RCMP Nadon is a Commissioner-class high-speed patrol vessel previously operated by the Royal Canadian Mounted Police's Marine Division. The vessel, designed by Robert Allan Ltd. and built by Shore Boat Builders, is an aluminium-hulled 17.7 m planing catamaran, capable of speeds of up to 36 kn.

Nadon, named after Maurice Nadon, the RCMP Commissioner between 1974-1977, was stationed at Nanaimo, British Columbia, and responsible for patrolling the 300 nmi of coastline between the United States border and the Mid Coast, north of Vancouver Island.

In 2000 Nadon was temporarily renamed St. Roch II in order to recreate the 1950 voyage of the RCMP schooner St. Roch around the North American continent. The voyage began at Vancouver on 1 July 2000, and involved navigating the Northwest Passage around the northern coast of Canada as far as Halifax. She was accompanied by the Coast Guard ship , as a support vessel.

St. Roch II also carried out a search for a reported wreck from Sir John Franklin's expedition of 1845. Using a Kongsberg/Simrad SM2000 forward-looking sonar she completed a survey west of Grant Point on the Adelaide Peninsula. An area of 16 sqnmi of previously uncharted sea floor was searched, but found nothing, and a survey by shore parties of the unnamed island southwest of Grant Point, and the northwestern point of Grant Point itself found nothing definitive.

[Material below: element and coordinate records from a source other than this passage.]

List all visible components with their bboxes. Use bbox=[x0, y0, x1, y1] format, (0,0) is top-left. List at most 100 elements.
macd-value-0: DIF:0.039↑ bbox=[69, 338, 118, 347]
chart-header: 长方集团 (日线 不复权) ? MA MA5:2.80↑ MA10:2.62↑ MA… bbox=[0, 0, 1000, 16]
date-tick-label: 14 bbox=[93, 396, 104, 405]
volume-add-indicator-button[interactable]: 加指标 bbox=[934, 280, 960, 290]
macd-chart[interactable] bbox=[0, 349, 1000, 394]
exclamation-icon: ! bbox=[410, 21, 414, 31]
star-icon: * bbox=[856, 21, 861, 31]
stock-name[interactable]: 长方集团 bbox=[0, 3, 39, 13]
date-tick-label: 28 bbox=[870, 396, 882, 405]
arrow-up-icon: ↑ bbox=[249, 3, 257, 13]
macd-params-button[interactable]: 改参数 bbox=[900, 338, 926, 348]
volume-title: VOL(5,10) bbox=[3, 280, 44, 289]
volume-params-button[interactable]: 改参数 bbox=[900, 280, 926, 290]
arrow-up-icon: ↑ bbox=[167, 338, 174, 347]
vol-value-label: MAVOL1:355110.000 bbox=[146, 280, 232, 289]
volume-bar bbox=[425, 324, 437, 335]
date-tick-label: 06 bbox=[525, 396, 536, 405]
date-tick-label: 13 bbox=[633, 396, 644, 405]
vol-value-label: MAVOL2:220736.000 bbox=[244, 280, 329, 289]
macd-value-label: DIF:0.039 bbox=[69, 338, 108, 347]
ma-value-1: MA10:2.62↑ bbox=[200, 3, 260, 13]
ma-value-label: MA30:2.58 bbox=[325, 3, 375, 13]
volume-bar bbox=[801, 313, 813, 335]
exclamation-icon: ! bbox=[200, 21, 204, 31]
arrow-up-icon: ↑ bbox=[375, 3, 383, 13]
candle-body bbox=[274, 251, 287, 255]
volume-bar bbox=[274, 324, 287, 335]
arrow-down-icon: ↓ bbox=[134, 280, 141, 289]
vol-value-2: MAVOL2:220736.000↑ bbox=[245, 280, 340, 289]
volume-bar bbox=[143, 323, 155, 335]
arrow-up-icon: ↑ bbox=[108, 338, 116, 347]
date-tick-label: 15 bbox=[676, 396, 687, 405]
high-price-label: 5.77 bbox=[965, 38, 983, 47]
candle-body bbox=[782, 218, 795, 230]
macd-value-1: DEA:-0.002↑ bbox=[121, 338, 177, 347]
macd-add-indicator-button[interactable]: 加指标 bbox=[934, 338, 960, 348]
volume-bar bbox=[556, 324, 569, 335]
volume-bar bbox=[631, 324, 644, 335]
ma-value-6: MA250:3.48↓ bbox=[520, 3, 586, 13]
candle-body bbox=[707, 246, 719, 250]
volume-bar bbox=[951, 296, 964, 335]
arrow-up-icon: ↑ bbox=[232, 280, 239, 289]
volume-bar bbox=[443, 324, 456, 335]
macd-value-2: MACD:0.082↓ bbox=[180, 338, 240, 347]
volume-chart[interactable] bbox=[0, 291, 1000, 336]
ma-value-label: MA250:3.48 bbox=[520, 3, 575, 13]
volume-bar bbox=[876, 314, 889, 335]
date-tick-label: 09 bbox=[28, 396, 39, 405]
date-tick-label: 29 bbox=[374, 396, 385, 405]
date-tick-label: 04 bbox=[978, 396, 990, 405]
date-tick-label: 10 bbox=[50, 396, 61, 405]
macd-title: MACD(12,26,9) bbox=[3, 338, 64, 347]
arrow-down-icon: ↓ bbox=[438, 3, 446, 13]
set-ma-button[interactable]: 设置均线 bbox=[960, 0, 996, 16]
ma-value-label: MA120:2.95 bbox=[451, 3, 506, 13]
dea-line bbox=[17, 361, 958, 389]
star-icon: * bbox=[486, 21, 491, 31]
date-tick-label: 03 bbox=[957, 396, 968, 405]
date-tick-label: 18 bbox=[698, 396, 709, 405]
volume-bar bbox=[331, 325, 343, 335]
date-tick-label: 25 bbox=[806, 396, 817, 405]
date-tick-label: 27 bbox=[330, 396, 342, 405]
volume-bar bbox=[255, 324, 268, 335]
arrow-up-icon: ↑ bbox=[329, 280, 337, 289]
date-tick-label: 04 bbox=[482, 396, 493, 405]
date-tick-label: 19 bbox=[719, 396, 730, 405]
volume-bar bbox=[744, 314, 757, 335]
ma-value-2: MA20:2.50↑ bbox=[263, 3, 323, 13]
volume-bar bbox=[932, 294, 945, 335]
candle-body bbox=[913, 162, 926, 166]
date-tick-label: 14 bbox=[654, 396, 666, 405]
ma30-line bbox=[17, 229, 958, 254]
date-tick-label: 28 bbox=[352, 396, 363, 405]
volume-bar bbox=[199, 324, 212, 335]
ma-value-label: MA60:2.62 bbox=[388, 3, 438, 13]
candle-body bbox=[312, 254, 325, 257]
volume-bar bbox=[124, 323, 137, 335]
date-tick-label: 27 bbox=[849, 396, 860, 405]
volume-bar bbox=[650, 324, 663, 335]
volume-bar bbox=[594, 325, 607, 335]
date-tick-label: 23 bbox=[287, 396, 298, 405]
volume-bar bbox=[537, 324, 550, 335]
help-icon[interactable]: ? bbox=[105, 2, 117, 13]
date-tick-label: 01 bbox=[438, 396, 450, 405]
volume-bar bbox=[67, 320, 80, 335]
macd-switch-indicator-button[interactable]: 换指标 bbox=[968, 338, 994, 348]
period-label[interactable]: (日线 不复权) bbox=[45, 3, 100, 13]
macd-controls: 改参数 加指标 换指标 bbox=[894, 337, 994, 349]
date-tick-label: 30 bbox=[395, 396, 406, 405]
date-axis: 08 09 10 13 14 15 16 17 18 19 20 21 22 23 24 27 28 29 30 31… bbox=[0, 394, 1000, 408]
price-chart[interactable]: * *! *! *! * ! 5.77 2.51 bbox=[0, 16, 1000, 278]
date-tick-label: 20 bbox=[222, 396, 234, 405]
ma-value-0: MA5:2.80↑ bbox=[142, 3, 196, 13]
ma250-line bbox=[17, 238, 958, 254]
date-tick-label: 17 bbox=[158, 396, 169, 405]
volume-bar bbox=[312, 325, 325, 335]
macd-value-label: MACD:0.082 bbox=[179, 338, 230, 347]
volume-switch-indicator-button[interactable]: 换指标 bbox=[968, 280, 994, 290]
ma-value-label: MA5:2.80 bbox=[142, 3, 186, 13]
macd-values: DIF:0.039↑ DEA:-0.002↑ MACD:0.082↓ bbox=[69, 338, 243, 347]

The St. Roch II then continued down the eastern seaboard of the U.S., across the Caribbean to transit the Panama Canal before returning to Vancouver in December. The voyage was a joint project of the RCMP and the Vancouver Marine Museum to raise funds to help maintain and preserve the original St. Roch.

Having reverted to her original name Nadon continued in service with the RCMP until its recent decommissioning.